02/06/2026

CADEIRA DE ESPECTADOR


Hoje se vive em estado de espectador, porque as coisas não se encontram uniformes nas atitudes, das janelas se vê apenas trânsito congestionado, não só de carros, mas de tudo o quanto no momento se apresenta. E nesse jeito inseguro, vive-se perdido em mil ilusões.

Nessa cadeira de espectador as pessoas estão submersas em buracos, tentando colocar suas cabeças para fora para ver e sentir o ar, mas nem isso está conseguindo. O tempo passa arrastado sem perceber o relógio marcar as horas que se perde.
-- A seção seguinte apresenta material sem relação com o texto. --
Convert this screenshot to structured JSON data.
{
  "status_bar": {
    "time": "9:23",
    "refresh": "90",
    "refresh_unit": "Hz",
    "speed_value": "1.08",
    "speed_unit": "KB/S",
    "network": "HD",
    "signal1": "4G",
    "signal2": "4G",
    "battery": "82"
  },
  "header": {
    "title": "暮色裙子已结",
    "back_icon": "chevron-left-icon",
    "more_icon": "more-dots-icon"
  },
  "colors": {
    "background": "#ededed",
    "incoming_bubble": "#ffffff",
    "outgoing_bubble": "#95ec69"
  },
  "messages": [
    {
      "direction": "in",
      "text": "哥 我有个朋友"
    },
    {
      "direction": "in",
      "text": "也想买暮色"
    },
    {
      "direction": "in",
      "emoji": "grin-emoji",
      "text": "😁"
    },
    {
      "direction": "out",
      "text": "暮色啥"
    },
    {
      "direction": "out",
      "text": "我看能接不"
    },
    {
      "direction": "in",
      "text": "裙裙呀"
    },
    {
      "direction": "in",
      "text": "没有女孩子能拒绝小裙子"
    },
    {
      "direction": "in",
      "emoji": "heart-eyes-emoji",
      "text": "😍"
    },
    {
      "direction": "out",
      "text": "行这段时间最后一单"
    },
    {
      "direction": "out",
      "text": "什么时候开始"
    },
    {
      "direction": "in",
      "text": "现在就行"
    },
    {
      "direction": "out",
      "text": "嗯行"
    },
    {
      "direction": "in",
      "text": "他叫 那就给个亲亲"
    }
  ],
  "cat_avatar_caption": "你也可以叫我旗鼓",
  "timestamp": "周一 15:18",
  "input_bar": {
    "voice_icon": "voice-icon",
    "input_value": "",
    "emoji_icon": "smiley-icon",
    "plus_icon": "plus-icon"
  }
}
E nesse jogo de cartas ainda não marcadas, mas se tentando marcá-las, continua-se sem destino certo. O mundo continua líquido, as relações são estáveis, sem nenhuma segurança, apenas generoso em ouvir capacidades sem palavras – está-se num mundo sem heróis.

O ceticismo é frequentemente confundido com cinismo, e nessa linguagem de aparência, as virtudes deixam de ser cultivadas, a honestidade não se presume, continua com os pés sujos da poeira do mundo, em dias que se confundem com noites.

Nestas pedras que rolam sem destino certo, senta-se na cadeira de espectador para ver milagre acontecer, sem saber o mundo que se constrói, tentando se apegar em colocar a mão direita na consciência e o sonho no coração.

Esse sonho que não mais vive nesse tempo, mesmo assim é sonho, o seu sonho e não o sonho de outros. E nessa cadeira de espectador tenta-se ver o sol despertar sem esconder a pressa, esperando o melhor acontecer.